David McKie, the article's author, is right when he says "What on earth does the shouting of these prearranged slogans have to do with the art of heckling? This isn't heckling: it is simply abuse, heckling's meagre and impoverished second cousin." Heckling is about more than being heard it's about being right or, at least, being witty. To follow up one of my own posts, shouting "Freebird" at a concert isn't heckling it's just mindless and often just abuse (it's abuse when I shout it, definitely, it's just a shade more subtle than shouting "you suck").
McKie's Harold Wilson story is pleasantly witty, though:
Perhaps the most famous heckle of the last 50 years was uttered by some anonymous hero in the dockyard town of Chatham, where Harold Wilson was making a speech. Having hymned the nation's maritime glories, Wilson asked what he meant to be a purely rhetorical question: "And why am I saying all this?" To which a voice from the back of the hall replied, "Because you are in Chatham" - thus teasing, if not yanking, out the essential truth that Wilson was simply buttering them up because he wanted their votes.
This led me to wonder if there was a classic heckle archive on the 'Net. Putting heckling in Google doesn't bring up doesn't bring one up exactly but it does show some comment worthy stuff. It seems split half and half between rules of heckling and dealing with hecklers. The rules I certainly don't get. They seem to be aimed at sports hecklers and a sample collection of rules goes like this:
1. No profanity.
2. Nothing purely personal.
3. Keep pouring it on.
4. Know your players.
5. Don't be shouted down.
6. Take it as well as give it.
7. Give the old-timer a chance - he was a rookie once.
Now, unless I've misunderstood heckling, rules 2, 6 and 7 are just about the opposite of a good heckle. The problem here it seems to me that a sports heckle should really be a chant and one bloke shouting at a team is futile -- unless you're trying to rile up Gary Neville and his big, full moustache.
The other problem is having rules seems to play into the self-importance of the heckler. He may well be a brainless dimwit, but he has a code. And thereby hangs another problem, most heckles aren't that good and the object of your heckle has had years honing his comeback skills. The comebacks, then, are often better than anything the heckler could have thought up. This page has some classics:
"That's okay pal, I remember when I had *my* first beer."

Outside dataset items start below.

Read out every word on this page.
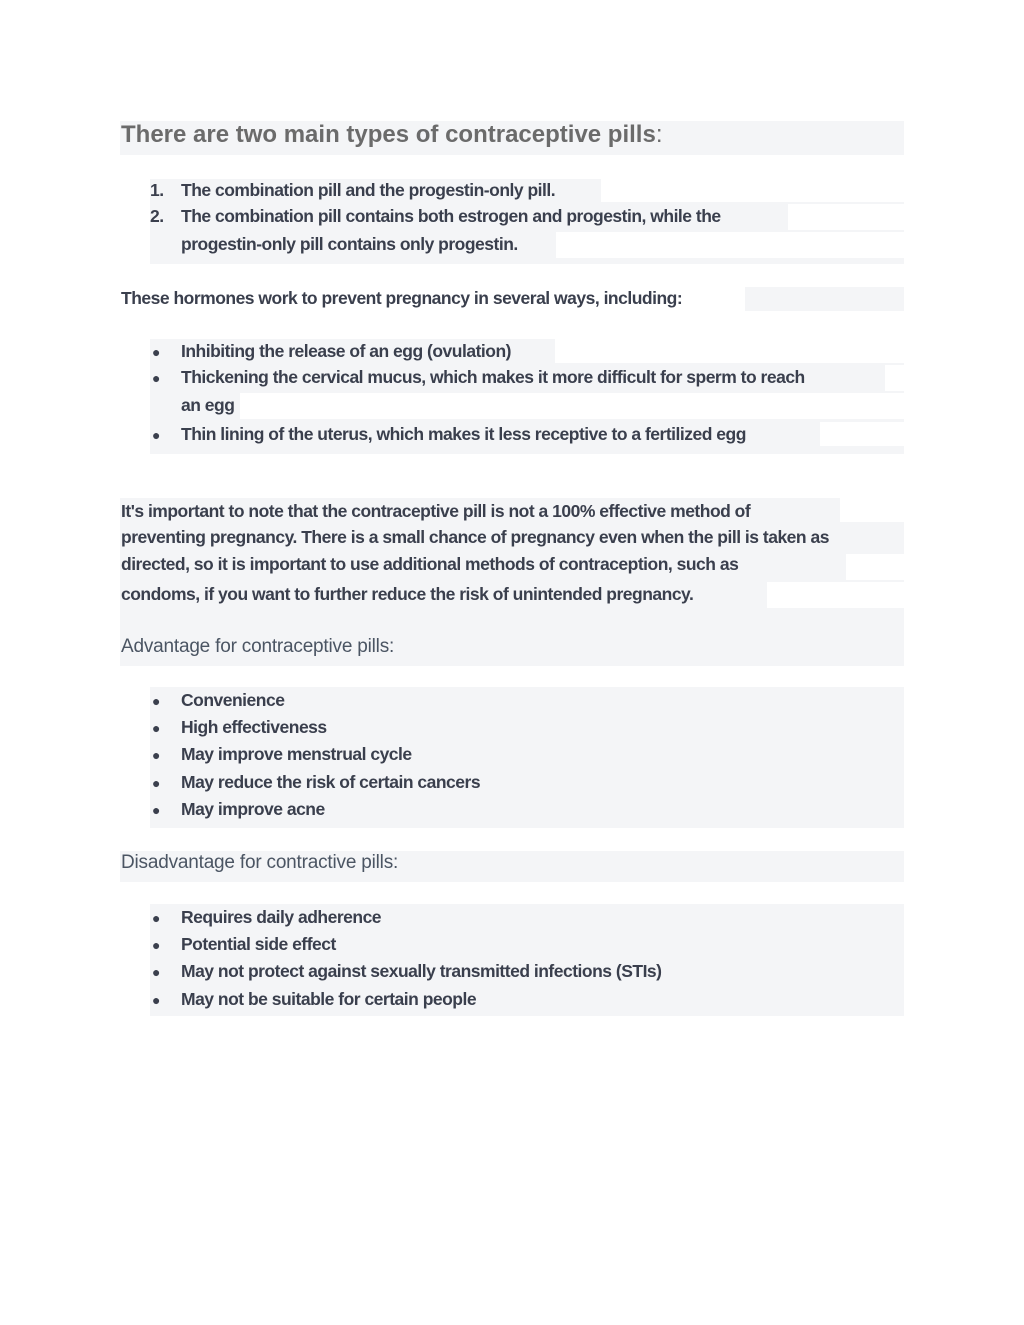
There are two main types of contraceptive pills:
1. The combination pill and the progestin-only pill.
2. The combination pill contains both estrogen and progestin, while the
progestin-only pill contains only progestin.
These hormones work to prevent pregnancy in several ways, including:
● Inhibiting the release of an egg (ovulation)
● Thickening the cervical mucus, which makes it more difficult for sperm to reach
an egg
● Thin lining of the uterus, which makes it less receptive to a fertilized egg
It's important to note that the contraceptive pill is not a 100% effective method of
preventing pregnancy. There is a small chance of pregnancy even when the pill is taken as
directed, so it is important to use additional methods of contraception, such as
condoms, if you want to further reduce the risk of unintended pregnancy.
Advantage for contraceptive pills:
● Convenience
● High effectiveness
● May improve menstrual cycle
● May reduce the risk of certain cancers
● May improve acne
Disadvantage for contractive pills:
● Requires daily adherence
● Potential side effect
● May not protect against sexually transmitted infections (STIs)
● May not be suitable for certain people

"It's all done with wires"
"look, I've only got 20 minutes to make a fool out of myself and you have the rest of your life, so shut up."
"Do I come to your work & tell you how to sweep up?" -- Billy Connoly
It also links to a canonical list of just about every prepared put down you could think of.
Then, though, there's the famous incident in Chicago where Bill Hicks finally has enough with the woman telling him he sucks and the guys shouting "Freebird" (whoda thunk it) and totally loses it. Search around it's on the 'Net somewhere.